At this point, we have only shown code for a single layer
with very few neurons. Imagine coding many more layers and more neurons. This would get
very challenging to code using our current methods. 

Instead, we could use a loop to scale and
handle dynamically-sized inputs and layers. We’ve turned the separate weight variables into a
list of weights so we can iterate over them, and we changed the code to use loops instead of
the hardcoded operations.

In [8]:
inputs = [1.0, 2.0, 3.0, 2.5]

weights = [
  [0.2, 0.8, -0.5, 1.0],
  [0.5, -0.91, 0.26, -0.5],
  [-0.26, -0.27, 0.17, 0.87]
]

biases = [2.0, 3.0, 0.5]

# Output of current layer
layer_outputs = []
# For each neuron
for n_weights, n_bias in zip(weights, biases):
  # Zeroed output of given neuron
  n_output = 0
  # For each input and weight to the neuron
  for n_input, weight in zip(inputs, n_weights):
    # Multiply this input by associated weight and add to the neuron’s output variable
    n_output += n_input * weight
  # Add bias
  n_output += n_bias
  # Put neuron’s result to the layer’s output list
  layer_outputs.append(n_output)

print(layer_outputs)

[4.8, 1.21, 2.385]


This does the same thing as before, just in a more dynamic and scalable way.

Again, all we’re doing is, for each neuron (the outer loop in the code above, over neuron weights
and biases), taking each input value multiplied by the associated weight for that input (the inner
loop in the code above, over inputs and weights), adding all of these together, then adding a bias
at the end. Finally, sending the neuron’s output to the layer’s output list.

That’s it! How do we know we have three neurons? Why do we have three?

We can tell we have
three neurons because there are 3 sets of weights and 3 biases.
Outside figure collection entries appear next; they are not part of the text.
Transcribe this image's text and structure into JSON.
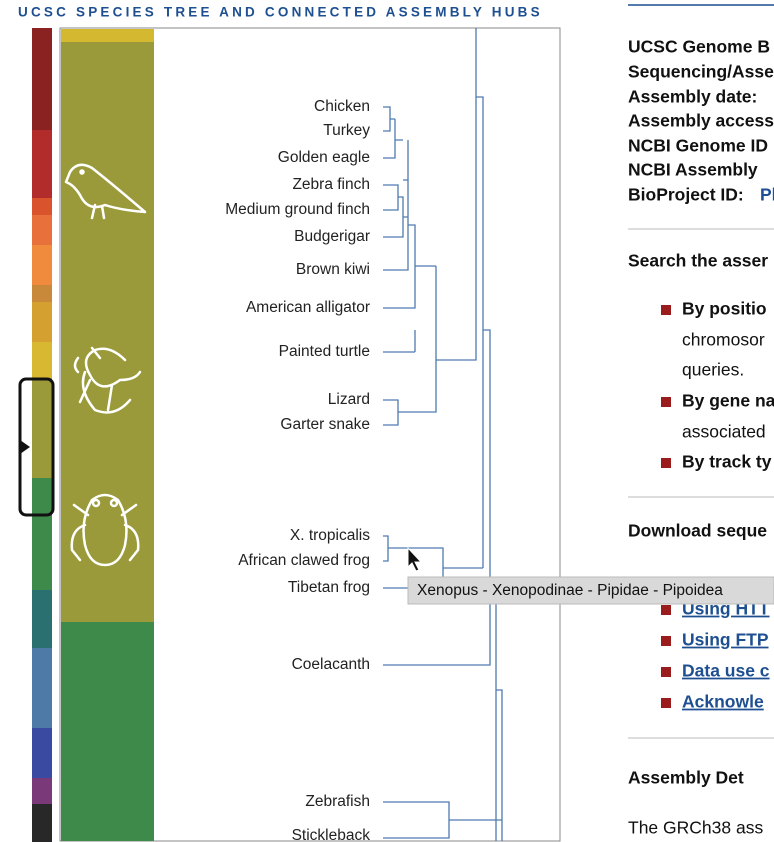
{
  "header": {
    "title": "UCSC SPECIES TREE AND CONNECTED ASSEMBLY HUBS"
  },
  "tree": {
    "species": [
      "Chicken",
      "Turkey",
      "Golden eagle",
      "Zebra finch",
      "Medium ground finch",
      "Budgerigar",
      "Brown kiwi",
      "American alligator",
      "Painted turtle",
      "Lizard",
      "Garter snake",
      "X. tropicalis",
      "African clawed frog",
      "Tibetan frog",
      "Coelacanth",
      "Zebrafish",
      "Stickleback"
    ],
    "tooltip": "Xenopus - Xenopodinae - Pipidae - Pipoidea"
  },
  "details": {
    "info": [
      "UCSC Genome B",
      "Sequencing/Asse",
      "Assembly date:",
      "Assembly access",
      "NCBI Genome ID",
      "NCBI Assembly",
      "BioProject ID:"
    ],
    "bioproject_link": "Pl",
    "search": {
      "heading": "Search the asser",
      "items": [
        [
          "By positio",
          "chromosor",
          "queries."
        ],
        [
          "By gene na",
          "associated"
        ],
        [
          "By track ty"
        ]
      ]
    },
    "download": {
      "heading": "Download seque",
      "links": [
        "Using HTT",
        "Using FTP",
        "Data use c",
        "Acknowle"
      ]
    },
    "assembly": {
      "heading": "Assembly Det",
      "text": "The GRCh38 ass"
    }
  }
}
When you make a neural network
of your own, you also get to decide how many neurons you want for each of the layers. You can
combine however many inputs you are given with however many neurons that you desire.

**With our above code that uses loops, we could modify our number of inputs or neurons in our
layer to be whatever we wanted, and our loop would handle it.**

It would be a disservice not to show NumPy here since Python alone doesn’t do matrix/tensor/array math very efficiently.

But first, the reason the most popular deep learning library in Python is
called **TensorFlow** is that it’s all about doing operations on tensors .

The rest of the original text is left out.